Franklin rolls a pair of six-sided fair dice with sides numbered 1 through 6. The probability that the sum of the numbers rolled is either even or a multiple of 5 is ___. The probability that the sum of the numbers rolled is either a multiple of 3 or 4 is ___.

Answer 1

Answer: The required probabilities are

(1) $\dfrac{11}{18}.$

(2) $\dfrac{5}{9}.$

Step-by-step explanation:  Given that Franklin rolls a pair of six-sided fair dice with sides numbered 1 through 6.

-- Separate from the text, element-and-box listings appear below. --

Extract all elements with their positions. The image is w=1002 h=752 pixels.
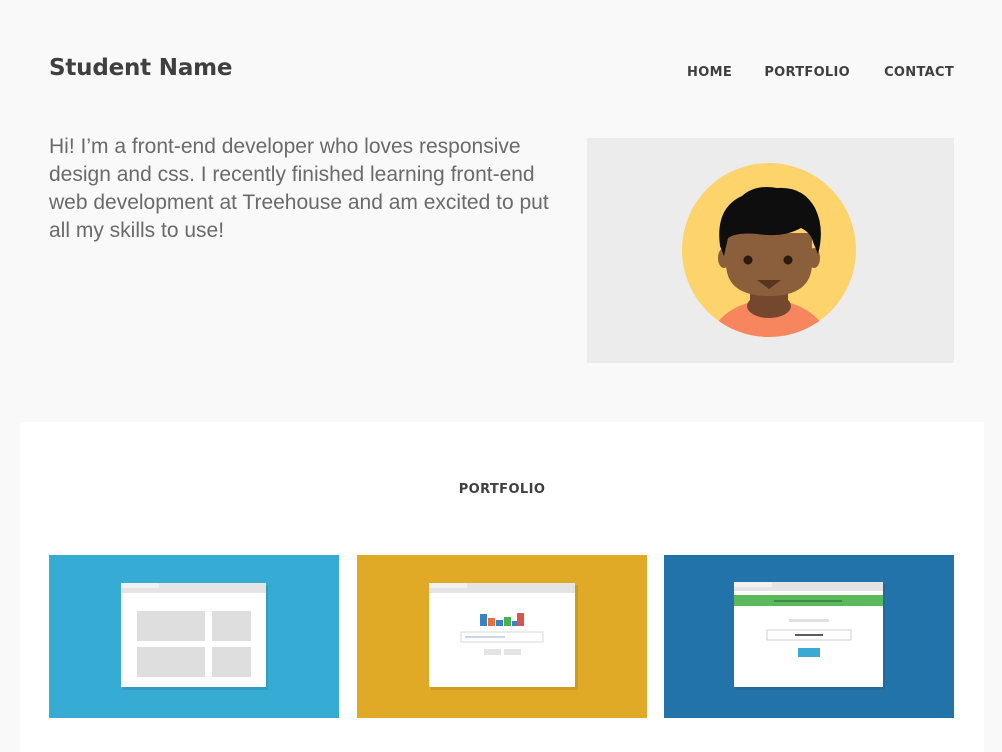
site-header: Student Name HOME PORTFOLIO CONTACT bbox=[49, 55, 954, 87]
student-avatar-icon bbox=[682, 163, 856, 337]
avatar-panel bbox=[587, 138, 954, 363]
portfolio-card-1[interactable] bbox=[49, 555, 339, 718]
portfolio-card-3[interactable] bbox=[664, 555, 954, 718]
nav-portfolio-link[interactable]: PORTFOLIO bbox=[764, 65, 850, 80]
browser-login-form-icon bbox=[734, 582, 885, 690]
nav-home-link[interactable]: HOME bbox=[687, 65, 732, 80]
intro-text: Hi! I’m a front-end developer who loves … bbox=[49, 135, 549, 242]
browser-chart-search-icon bbox=[429, 583, 578, 690]
nav-contact-link[interactable]: CONTACT bbox=[884, 65, 954, 80]
brand-title[interactable]: Student Name bbox=[49, 55, 233, 81]
portfolio-card-2[interactable] bbox=[357, 555, 647, 718]
browser-grid-layout-icon bbox=[121, 583, 268, 690]
portfolio-heading: PORTFOLIO bbox=[458, 482, 546, 497]
portfolio-section: PORTFOLIO bbox=[20, 422, 984, 752]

Let 'S' be the sample space for the experiment.

Then, S = {(1, 1), (1, 2), (1, 3), (1, 4), (1, 5), (1, 6), (2, 1), (2, 2),  .  .  ., (6, 5), (6,6) }

That is, n(S) = 36.

(1) We are to find the probability that the sum of the numbers rolled is either even or a multiple of 5.

Let 'A' and 'B' be the events that the sum of the numbers rolled is an even number and a multiple of 5 respectively.

Then,

A = {(1,1), (1, 3), (1, 5), (2, 2), (2, 4), (2, 6), (3, 1), (3, 3), (3, 5), (4,2), (4, 4), (4, 6), (5, 1), (5, 3), (5, 5), (6, 2), (6, 4), (6, 6)},

and

B = {(1,4), (2, 3), (3, 2), (4, 1), (4, 6), (5, 5), (6, 4)}.

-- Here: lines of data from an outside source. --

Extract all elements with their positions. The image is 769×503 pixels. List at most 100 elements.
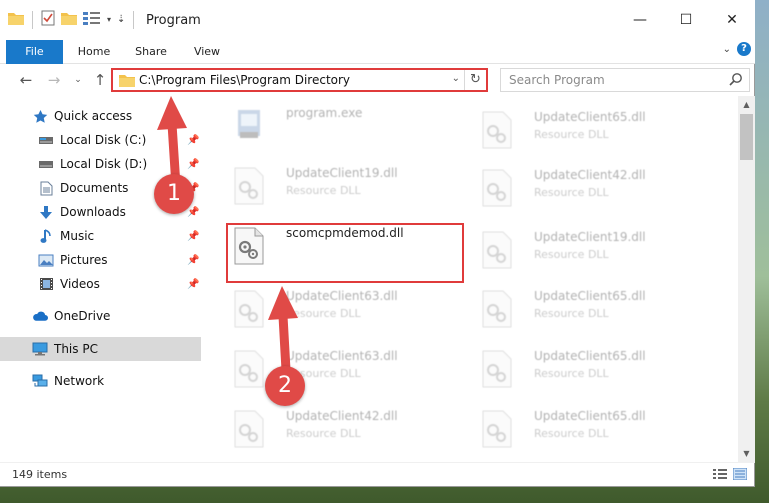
file-type: Resource DLL [534,186,609,199]
sidebar-item-label: Documents [60,181,129,195]
sidebar-item-music[interactable]: Music [38,225,94,247]
step-badge-1: 1 [154,174,194,214]
file-item[interactable]: UpdateClient65.dll Resource DLL [470,403,710,457]
search-icon[interactable] [729,72,743,89]
tab-file[interactable]: File [6,40,63,64]
chevron-down-icon[interactable]: ⌄ [452,73,460,84]
properties-icon[interactable] [41,10,55,29]
dropdown-icon[interactable]: ▾ [107,15,111,24]
customize-toolbar-icon[interactable]: ⇣ [117,14,125,25]
address-path[interactable]: C:\Program Files\Program Directory [139,73,350,87]
up-arrow-icon[interactable]: ↑ [90,70,110,90]
pin-icon: 📌 [187,279,200,290]
vertical-scrollbar[interactable]: ▲ ▼ [738,96,755,462]
file-type: Resource DLL [534,307,609,320]
star-icon [32,108,48,124]
forward-arrow-icon[interactable]: → [44,70,64,90]
sidebar-item-label: Videos [60,277,100,291]
maximize-button[interactable]: ☐ [663,0,709,40]
dll-file-icon [480,409,514,449]
sidebar-item-label: Network [54,374,105,388]
address-bar[interactable]: C:\Program Files\Program Directory ⌄ ↻ [111,68,488,92]
new-folder-icon[interactable] [61,11,77,28]
file-type: Resource DLL [534,367,609,380]
help-button[interactable]: ? [737,42,751,56]
tab-home[interactable]: Home [72,40,116,64]
folder-icon [119,74,135,90]
file-name: UpdateClient63.dll [286,289,398,303]
sidebar-item-pictures[interactable]: Pictures [38,249,108,271]
file-item[interactable]: UpdateClient42.dll Resource DLL [470,162,710,216]
file-item[interactable]: UpdateClient65.dll Resource DLL [470,283,710,337]
dll-file-icon [480,349,514,389]
file-item[interactable]: UpdateClient65.dll Resource DLL [470,104,710,158]
title-bar: ▾ ⇣ Program — ☐ ✕ [0,0,755,40]
status-bar: 149 items [0,462,755,487]
large-icons-view-icon[interactable] [732,467,748,483]
file-name: UpdateClient19.dll [534,230,646,244]
scroll-thumb[interactable] [740,114,753,160]
sidebar-item-label: Local Disk (D:) [60,157,148,171]
file-name: UpdateClient65.dll [534,409,646,423]
sidebar-item-label: Local Disk (C:) [60,133,147,147]
dll-file-icon [480,110,514,150]
sidebar-item-label: Pictures [60,253,108,267]
sidebar-item-documents[interactable]: Documents [38,177,128,199]
scroll-up-icon[interactable]: ▲ [738,96,755,113]
recent-locations-icon[interactable]: ⌄ [68,70,88,90]
sidebar-item-downloads[interactable]: Downloads [38,201,126,223]
search-box[interactable] [500,68,750,92]
dll-file-icon [232,349,266,389]
file-name: UpdateClient65.dll [534,289,646,303]
sidebar-item-label: Quick access [54,109,133,123]
details-view-icon[interactable] [713,468,727,483]
file-name: UpdateClient42.dll [534,168,646,182]
file-name: UpdateClient65.dll [534,110,646,124]
music-icon [38,228,54,244]
item-count: 149 items [12,468,68,481]
sidebar-item-videos[interactable]: Videos [38,273,100,295]
close-button[interactable]: ✕ [709,0,755,40]
sidebar-item-network[interactable]: Network [32,370,104,392]
file-name: UpdateClient42.dll [286,409,398,423]
view-options-icon[interactable] [83,11,101,28]
search-input[interactable] [501,69,711,91]
file-item[interactable]: UpdateClient65.dll Resource DLL [470,343,710,397]
pin-icon: 📌 [187,231,200,242]
pictures-icon [38,252,54,268]
videos-icon [38,276,54,292]
dll-file-icon [232,166,266,206]
file-type: Resource DLL [534,427,609,440]
divider [133,10,135,29]
dll-file-icon [232,409,266,449]
file-item[interactable]: UpdateClient63.dll Resource DLL [222,343,462,397]
view-toggle [713,467,748,483]
sidebar-item-local-disk-d[interactable]: Local Disk (D:) [38,153,147,175]
file-item[interactable]: UpdateClient63.dll Resource DLL [222,283,462,337]
sidebar-item-quick-access[interactable]: Quick access [32,105,132,127]
file-item[interactable]: UpdateClient19.dll Resource DLL [222,160,462,214]
sidebar-item-local-disk-c[interactable]: Local Disk (C:) [38,129,146,151]
tab-view[interactable]: View [186,40,228,64]
scroll-down-icon[interactable]: ▼ [738,445,755,462]
back-arrow-icon[interactable]: ← [16,70,36,90]
navigation-pane: Quick access Local Disk (C:) 📌 Local Dis… [0,100,205,460]
file-name: UpdateClient63.dll [286,349,398,363]
exe-file-icon [232,106,266,146]
tab-share[interactable]: Share [128,40,174,64]
folder-icon [8,11,24,28]
drive-icon [38,156,54,172]
pin-icon: 📌 [187,135,200,146]
pin-icon: 📌 [187,159,200,170]
file-item-program-exe[interactable]: program.exe [222,100,462,154]
sidebar-item-this-pc[interactable]: This PC [32,338,98,360]
file-item[interactable]: UpdateClient19.dll Resource DLL [470,224,710,278]
expand-ribbon-icon[interactable]: ⌄ [723,44,731,55]
selection-highlight [0,337,201,361]
sidebar-item-onedrive[interactable]: OneDrive [32,305,110,327]
minimize-button[interactable]: — [617,0,663,40]
refresh-icon[interactable]: ↻ [464,70,486,90]
window-title: Program [146,13,201,28]
dll-file-icon [480,230,514,270]
file-item[interactable]: UpdateClient42.dll Resource DLL [222,403,462,457]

So, the event that the sum rolled is an even number or a multiple of 5 is given by

A ∪ B = {(1,1), (1, 3), (1, 5), (2, 2), (2, 4), (2, 6), (3, 1), (3, 3), (3, 5), (4,2), (4, 4), (4, 6), (5, 1), (5, 3), (5, 5), (6, 2), (6, 4), (6, 6), (1,4), (2, 3), (3, 2), (4, 1)}

⇒ n(A ∪ B) = 22.

Therefore, the probability that the sum of the numbers rolled is either even or a multiple of 5 will be

$P(A\cup B)=\dfrac{n(A\cup B)}{n(S)}=\dfrac{22}{36}=\dfrac{11}{18}.$

(2) We are to find the probability that the sum of the numbers rolled is either a multiple of 3 or a multiple of 4.

Let 'C' and 'D' be the events that the sum of the numbers rolled is a multiple of 3 and a multiple of 4 respectively.

Then,

C = {(1, 2), (1, 5), (2, 1), (2, 4), (3, 3), (3, 6), (4, 2), (4, 5), (5, 1), (5, 4), (6, 3), (6, 6)},

and

D = {(1, 3), (2, 2), (2, 6), (3, 1), (3, 5), (4, 4), (5, 3), (6, 2), (6, 6)}.

So, the event that the sum rolled is a multiple of 3 or a multiple of 4 is given by

C ∪ D = {(1, 2), (1, 5), (2, 1), (2, 4), (3, 3), (3, 6), (4, 2), (4, 5), (5, 1), (5, 4), (6, 3), (6, 6), (1, 3), (2, 2), (2, 6), (3, 1), (3, 5), (4, 4), (5, 3), (6, 2)}

⇒ n(C ∪ D) = 20.

Therefore, the probability that the sum of the numbers rolled is either a multiple of 3 or a multiple of 4 will be

$P(C\cup D)=\dfrac{n(C\cup D)}{n(S)}=\dfrac{20}{36}=\dfrac{5}{9}.$

Thus, the required probabilities are

(1) $\dfrac{11}{18}.$

(2) $\dfrac{5}{9}.$

Answer 2

The PLATO answer is for the first probability is 11/18 and the second probability is 5/9.

 

A pair of dice has 36 possible outcomes.

22 out of 36 have a sum of an even number or a multiple of 5 and when simplified is 11/18.

20 out of 36 have a multiple of 3 or 4 and when simplified is 5/9.